Cukup menarik jika kita menyimak karikatur di Media
Indonesia, Rabu, 15 Januari 2014, halaman 14. Di sana digambarkan sosok Jokowi
yang berdiri di tengah kubangan air. Ini adalah gambaran banjir yang menerjang
kota Jakarta. Dari keempat sudut gambar itu ada empat gambar tangan yang
menunjuk ke arah Jokowi seakan hendak menuding bahwa bencana banjir ini karena
kesalahan Jokowi, sebagai simbol Pemprov DKI Jakarta. Yang membuat menarik dari
gambar ini adalah komentar dari salah satu telunjuk tangan, “Kenapa kok cuma dia
yang dituding?”
Pertanyaan tersebut benar-benar mau menggambarkan realitas
yang ada. Sejak banjir menerjang kota Jakarta, 13 Januari lalu, sorotan
komentar negatif terarah kepada Pemprov DKI Jakarta. Yang sering kena imbasnya
adalah Jokowi. Banyak orang, banyak pihak dan juga media, termasuk TV One, memanfaatkan
bencana banjir ini untuk menyerang sosok Jokowi. Mungkin bertujuan mengurangi
elektabilitasnya sebagai calon presiden 2014.

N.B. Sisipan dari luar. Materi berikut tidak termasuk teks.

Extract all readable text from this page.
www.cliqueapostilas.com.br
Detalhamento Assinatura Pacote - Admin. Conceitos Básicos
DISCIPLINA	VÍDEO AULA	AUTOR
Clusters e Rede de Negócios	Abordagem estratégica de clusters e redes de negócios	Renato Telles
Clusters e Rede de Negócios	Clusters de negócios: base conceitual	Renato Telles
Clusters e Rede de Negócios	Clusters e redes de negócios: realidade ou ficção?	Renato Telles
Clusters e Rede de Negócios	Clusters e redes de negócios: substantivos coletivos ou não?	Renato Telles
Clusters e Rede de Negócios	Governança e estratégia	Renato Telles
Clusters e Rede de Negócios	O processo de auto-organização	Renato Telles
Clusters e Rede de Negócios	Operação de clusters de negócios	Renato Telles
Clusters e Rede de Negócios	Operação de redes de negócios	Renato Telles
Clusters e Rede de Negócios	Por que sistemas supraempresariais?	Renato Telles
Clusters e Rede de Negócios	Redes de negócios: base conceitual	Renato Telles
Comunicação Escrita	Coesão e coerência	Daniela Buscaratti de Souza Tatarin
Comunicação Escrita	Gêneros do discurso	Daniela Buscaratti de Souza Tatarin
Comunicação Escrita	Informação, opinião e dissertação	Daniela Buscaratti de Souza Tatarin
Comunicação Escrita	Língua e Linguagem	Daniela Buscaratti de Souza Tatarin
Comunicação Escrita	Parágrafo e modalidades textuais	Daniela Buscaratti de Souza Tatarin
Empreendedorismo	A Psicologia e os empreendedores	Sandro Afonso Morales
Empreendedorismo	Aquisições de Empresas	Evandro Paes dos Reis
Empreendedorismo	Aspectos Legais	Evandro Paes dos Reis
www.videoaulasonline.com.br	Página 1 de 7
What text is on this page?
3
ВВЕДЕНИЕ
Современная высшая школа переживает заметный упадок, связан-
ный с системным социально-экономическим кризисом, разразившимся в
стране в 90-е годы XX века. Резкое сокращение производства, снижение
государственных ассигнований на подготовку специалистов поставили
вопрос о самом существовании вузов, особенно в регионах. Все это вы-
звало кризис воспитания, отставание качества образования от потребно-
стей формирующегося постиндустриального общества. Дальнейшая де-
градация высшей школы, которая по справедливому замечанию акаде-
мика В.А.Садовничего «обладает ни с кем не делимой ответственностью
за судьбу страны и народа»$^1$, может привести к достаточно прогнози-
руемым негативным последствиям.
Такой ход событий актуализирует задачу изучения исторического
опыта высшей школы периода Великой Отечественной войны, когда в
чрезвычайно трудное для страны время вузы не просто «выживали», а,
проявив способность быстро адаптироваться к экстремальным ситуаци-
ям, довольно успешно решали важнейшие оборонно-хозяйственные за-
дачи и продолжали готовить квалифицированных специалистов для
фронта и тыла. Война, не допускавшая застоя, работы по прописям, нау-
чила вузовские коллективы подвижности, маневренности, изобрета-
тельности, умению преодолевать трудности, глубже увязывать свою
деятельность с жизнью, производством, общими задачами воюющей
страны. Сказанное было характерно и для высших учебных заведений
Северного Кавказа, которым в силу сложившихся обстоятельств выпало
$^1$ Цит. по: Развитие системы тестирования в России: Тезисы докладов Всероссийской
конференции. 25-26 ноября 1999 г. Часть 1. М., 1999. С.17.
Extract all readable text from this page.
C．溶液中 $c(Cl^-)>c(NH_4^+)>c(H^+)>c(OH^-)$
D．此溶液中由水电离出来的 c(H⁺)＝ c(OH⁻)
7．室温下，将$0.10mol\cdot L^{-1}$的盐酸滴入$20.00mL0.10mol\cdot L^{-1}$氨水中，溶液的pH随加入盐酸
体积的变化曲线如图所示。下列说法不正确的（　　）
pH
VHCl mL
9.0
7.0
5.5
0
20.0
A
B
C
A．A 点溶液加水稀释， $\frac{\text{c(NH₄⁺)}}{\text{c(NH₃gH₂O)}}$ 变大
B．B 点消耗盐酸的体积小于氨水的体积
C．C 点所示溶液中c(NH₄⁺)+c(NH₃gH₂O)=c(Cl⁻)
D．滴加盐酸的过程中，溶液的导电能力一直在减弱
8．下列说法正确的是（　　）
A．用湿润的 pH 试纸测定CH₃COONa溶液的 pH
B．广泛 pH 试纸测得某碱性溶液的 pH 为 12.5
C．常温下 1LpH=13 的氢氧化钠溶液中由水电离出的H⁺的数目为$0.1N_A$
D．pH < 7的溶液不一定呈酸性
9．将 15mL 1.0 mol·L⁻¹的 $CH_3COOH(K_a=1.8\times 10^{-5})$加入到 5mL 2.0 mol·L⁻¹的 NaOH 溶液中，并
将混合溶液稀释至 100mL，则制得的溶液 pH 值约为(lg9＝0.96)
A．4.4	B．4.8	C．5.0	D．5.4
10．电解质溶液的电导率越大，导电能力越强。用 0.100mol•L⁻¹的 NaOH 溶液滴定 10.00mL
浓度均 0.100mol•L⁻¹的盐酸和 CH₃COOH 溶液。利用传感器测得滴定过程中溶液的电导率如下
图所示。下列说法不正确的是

Karena itu, sangat benar apa yang diungkapkan oleh karikatur
di Media Indonesia: “Kenapa kok cuma dia yang dituding?” Karikatur ini hendak
mengatakan kepada kita bahwa masalah banjir ini bukan semata-mata urusan Jokowi
dan/atau Pemprov DKI Jakarta saja. Masalah banjir adalah persoalan banyak
pihak: Pemprov DKI, Pemerintah Pusat, warga DKI dan Pemda Bogor dan Depok.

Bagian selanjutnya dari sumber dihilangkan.